Si je cherchais un roman classique à adapter dans un drame pour enfants, je suis à peu près sûr que le cauchemar de Franz Kafka Le procès aurait été assez loin dans ma liste, et pas seulement parce qu’il a déjà eu plusieurs versions scéniques (le Young Vic seul l’a abordé deux fois). Heureusement pour le genre du théâtre pour jeunes que je ne sois pas l’écrivain Katie Hims, dont la réinvention fraîche et drastique de ce chef-d’œuvre de l’absurdisme dystopique n’est pas seulement un succès complet, mais une source presque constante de plaisir surprenant.

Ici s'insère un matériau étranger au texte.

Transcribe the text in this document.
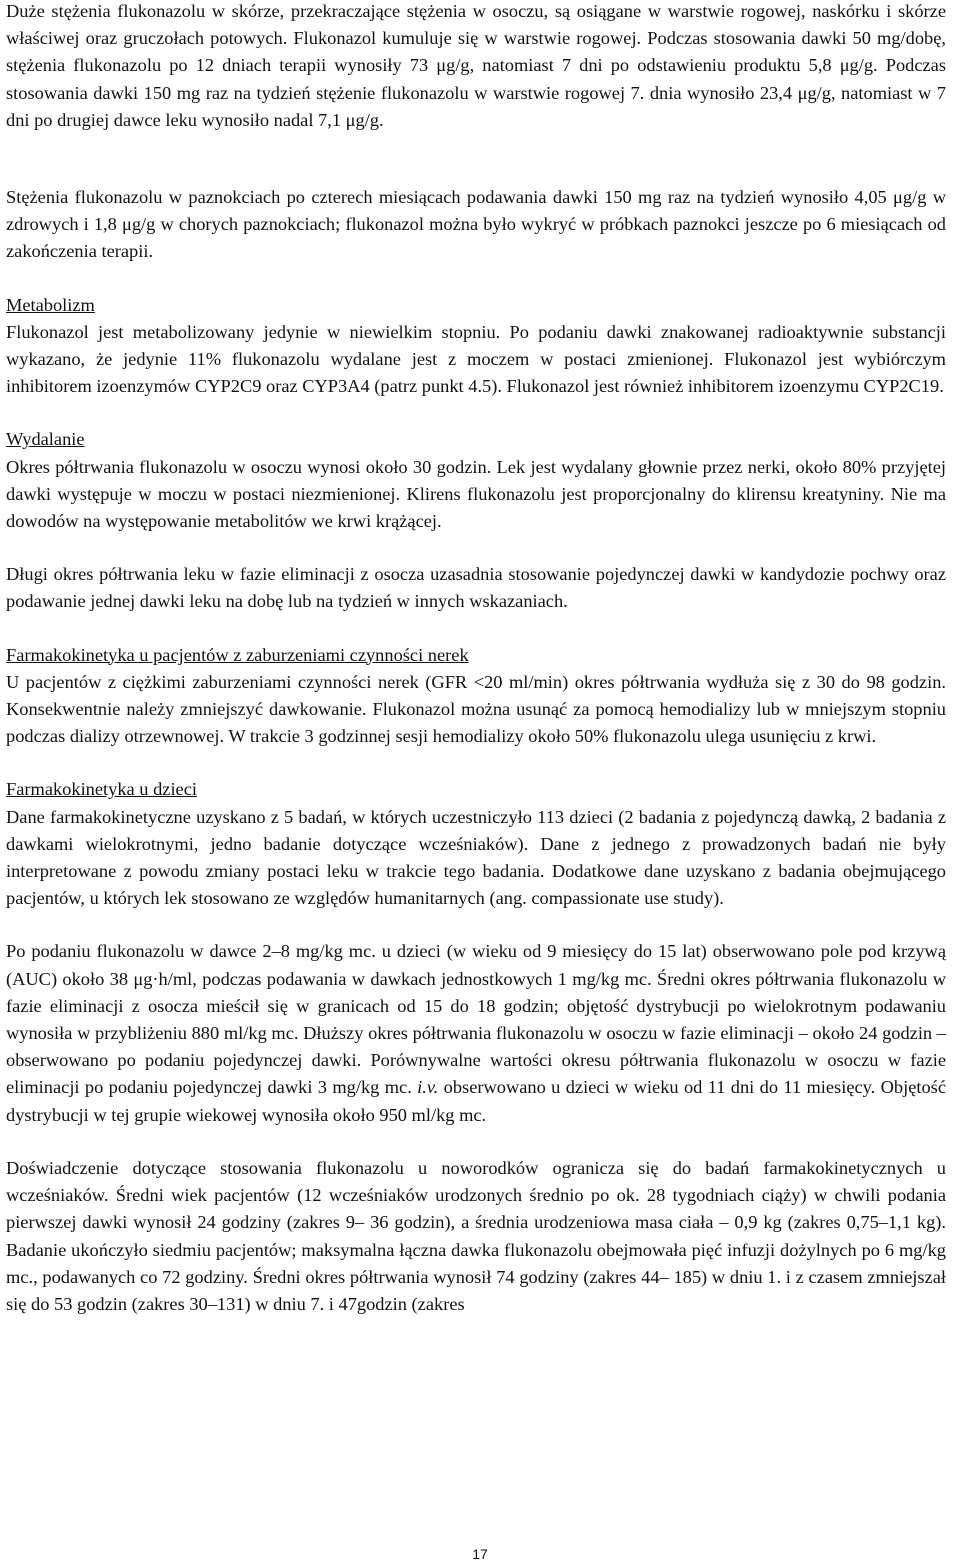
Duże stężenia flukonazolu w skórze, przekraczające stężenia w osoczu, są osiągane w warstwie rogowej, naskórku i skórze właściwej oraz gruczołach potowych. Flukonazol kumuluje się w warstwie rogowej. Podczas stosowania dawki 50 mg/dobę, stężenia flukonazolu po 12 dniach terapii wynosiły 73 μg/g, natomiast 7 dni po odstawieniu produktu 5,8 μg/g. Podczas stosowania dawki 150 mg raz na tydzień stężenie flukonazolu w warstwie rogowej 7. dnia wynosiło 23,4 μg/g, natomiast w 7 dni po drugiej dawce leku wynosiło nadal 7,1 μg/g.

Stężenia flukonazolu w paznokciach po czterech miesiącach podawania dawki 150 mg raz na tydzień wynosiło 4,05 μg/g w zdrowych i 1,8 μg/g w chorych paznokciach; flukonazol można było wykryć w próbkach paznokci jeszcze po 6 miesiącach od zakończenia terapii.

Metabolizm

Flukonazol jest metabolizowany jedynie w niewielkim stopniu. Po podaniu dawki znakowanej radioaktywnie substancji wykazano, że jedynie 11% flukonazolu wydalane jest z moczem w postaci zmienionej. Flukonazol jest wybiórczym inhibitorem izoenzymów CYP2C9 oraz CYP3A4 (patrz punkt 4.5). Flukonazol jest również inhibitorem izoenzymu CYP2C19.

Wydalanie

Okres półtrwania flukonazolu w osoczu wynosi około 30 godzin. Lek jest wydalany głownie przez nerki, około 80% przyjętej dawki występuje w moczu w postaci niezmienionej. Klirens flukonazolu jest proporcjonalny do klirensu kreatyniny. Nie ma dowodów na występowanie metabolitów we krwi krążącej.

Długi okres półtrwania leku w fazie eliminacji z osocza uzasadnia stosowanie pojedynczej dawki w kandydozie pochwy oraz podawanie jednej dawki leku na dobę lub na tydzień w innych wskazaniach.

Farmakokinetyka u pacjentów z zaburzeniami czynności nerek

U pacjentów z ciężkimi zaburzeniami czynności nerek (GFR <20 ml/min) okres półtrwania wydłuża się z 30 do 98 godzin. Konsekwentnie należy zmniejszyć dawkowanie. Flukonazol można usunąć za pomocą hemodializy lub w mniejszym stopniu podczas dializy otrzewnowej. W trakcie 3 godzinnej sesji hemodializy około 50% flukonazolu ulega usunięciu z krwi.

Farmakokinetyka u dzieci

Dane farmakokinetyczne uzyskano z 5 badań, w których uczestniczyło 113 dzieci (2 badania z pojedynczą dawką, 2 badania z dawkami wielokrotnymi, jedno badanie dotyczące wcześniaków). Dane z jednego z prowadzonych badań nie były interpretowane z powodu zmiany postaci leku w trakcie tego badania. Dodatkowe dane uzyskano z badania obejmującego pacjentów, u których lek stosowano ze względów humanitarnych (ang. compassionate use study).

Po podaniu flukonazolu w dawce 2–8 mg/kg mc. u dzieci (w wieku od 9 miesięcy do 15 lat) obserwowano pole pod krzywą (AUC) około 38 μg·h/ml, podczas podawania w dawkach jednostkowych 1 mg/kg mc. Średni okres półtrwania flukonazolu w fazie eliminacji z osocza mieścił się w granicach od 15 do 18 godzin; objętość dystrybucji po wielokrotnym podawaniu wynosiła w przybliżeniu 880 ml/kg mc. Dłuższy okres półtrwania flukonazolu w osoczu w fazie eliminacji – około 24 godzin – obserwowano po podaniu pojedynczej dawki. Porównywalne wartości okresu półtrwania flukonazolu w osoczu w fazie eliminacji po podaniu pojedynczej dawki 3 mg/kg mc. i.v. obserwowano u dzieci w wieku od 11 dni do 11 miesięcy. Objętość dystrybucji w tej grupie wiekowej wynosiła około 950 ml/kg mc.

Doświadczenie dotyczące stosowania flukonazolu u noworodków ogranicza się do badań farmakokinetycznych u wcześniaków. Średni wiek pacjentów (12 wcześniaków urodzonych średnio po ok. 28 tygodniach ciąży) w chwili podania pierwszej dawki wynosił 24 godziny (zakres 9– 36 godzin), a średnia urodzeniowa masa ciała – 0,9 kg (zakres 0,75–1,1 kg). Badanie ukończyło siedmiu pacjentów; maksymalna łączna dawka flukonazolu obejmowała pięć infuzji dożylnych po 6 mg/kg mc., podawanych co 72 godziny. Średni okres półtrwania wynosił 74 godziny (zakres 44– 185) w dniu 1. i z czasem zmniejszał się do 53 godzin (zakres 30–131) w dniu 7. i 47godzin (zakres

17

L’employé de banque de Kafka, Josef K, arrêté et poursuivi pour des crimes non précisés par des agents d’un État inhumain et autoritaire, devient ici l’écolière contemporaine Josie K (jouée avec une glorieuse combinaison d’audace et de charme par Nkhanise Phiri) forcée le lendemain de son anniversaire à signaler à un mystérieux ministère du gouvernement pour subir une série de tests et de contrôles pour des raisons inconnues d’elle et de nous. Ceci étant du théâtre pour enfants (les âges recommandés sur le site Web de la Licorne sont de 9 à 13 ans, bien que j’imagine que les adolescents plus âgés trouveraient beaucoup ici pour s’identifier et réfléchir), l’ambiance et le contenu sont beaucoup moins dérangeants que dans la version Kafka, mais Hims et la réalisatrice Leigh Toney ont préservé le sens général du surréalisme et de la dislocation.
Des personnages et des objets apparaissent dans des endroits attendus, un fonctionnaire du ministère boutonné erre inexplicablement vêtu comme un lapin géant, la musique, la poésie et apparemment tout ce qui est amusant est interdit, certains moments sont d’authentiques faux-fuyants tandis que d’autres s’expliquent par la conclusion tranquillement émouvante . Josie ne découvre jamais vraiment pourquoi elle a des problèmes, mais son principal soupçon, qui implique un deuil familial, est quelque chose qui est susceptible de résonner chez tous les enfants qui ont subi une perte dans leur jeune vie.
Là où l’original de Kafka est agrémenté de moments d’humour sombre, la prise plus ensoleillée mais toujours légèrement troublante de Hims est parfois drôle et amusante. Mais surtout, il ne parle jamais à son jeune public, lui permettant de mariner dans l’étrangeté de ce grand conte, et de prendre à bord une grande leçon sur l’importance des amitiés fidèles (Jadie Rose Hobson est adorable en tant que meilleur ami infiniment gentil et optimiste de Josie camarade). Enfin, il offre, avec la plus légère des touches, des informations vraiment précieuses en termes de dépression juvénile, de culpabilité et de perte. Je mentirais si je disais que je n’ai pas eu de boule dans la gorge avant la fin de la pièce.
En tant qu’officier chargé du cas de Josie, Tom Moores, fabuleusement impassible, navigue habilement entre le sinistre et l’hilarant. Les trois interprètes débordent d’énergie, mais jamais au détriment du détail et de l’honnêteté dans leur jeu : c’est une équipe gagnante. La mise en scène de Toney est rapide et inventive alors qu’elle se joue sur le décor aux couleurs pastel d’une simplicité trompeuse de Rose Revitt qui fait partie du couloir de l’école et de l’hallucination du bureau, avec ses multiples tiroirs, portes et trappes.
C’est le théâtre pour enfants à son meilleur. C’est dynamique, intelligent, instructif mais jamais prêcheur, plein de cœur et de malice. La plus grande réussite de celui-ci est peut-être qu’il réussit à trouver une gravité et une vérité authentiques à côté de tout le plaisir exubérant : dans ces moments, Le procès de Josie K est merveilleusement sérieux… et sérieusement merveilleux.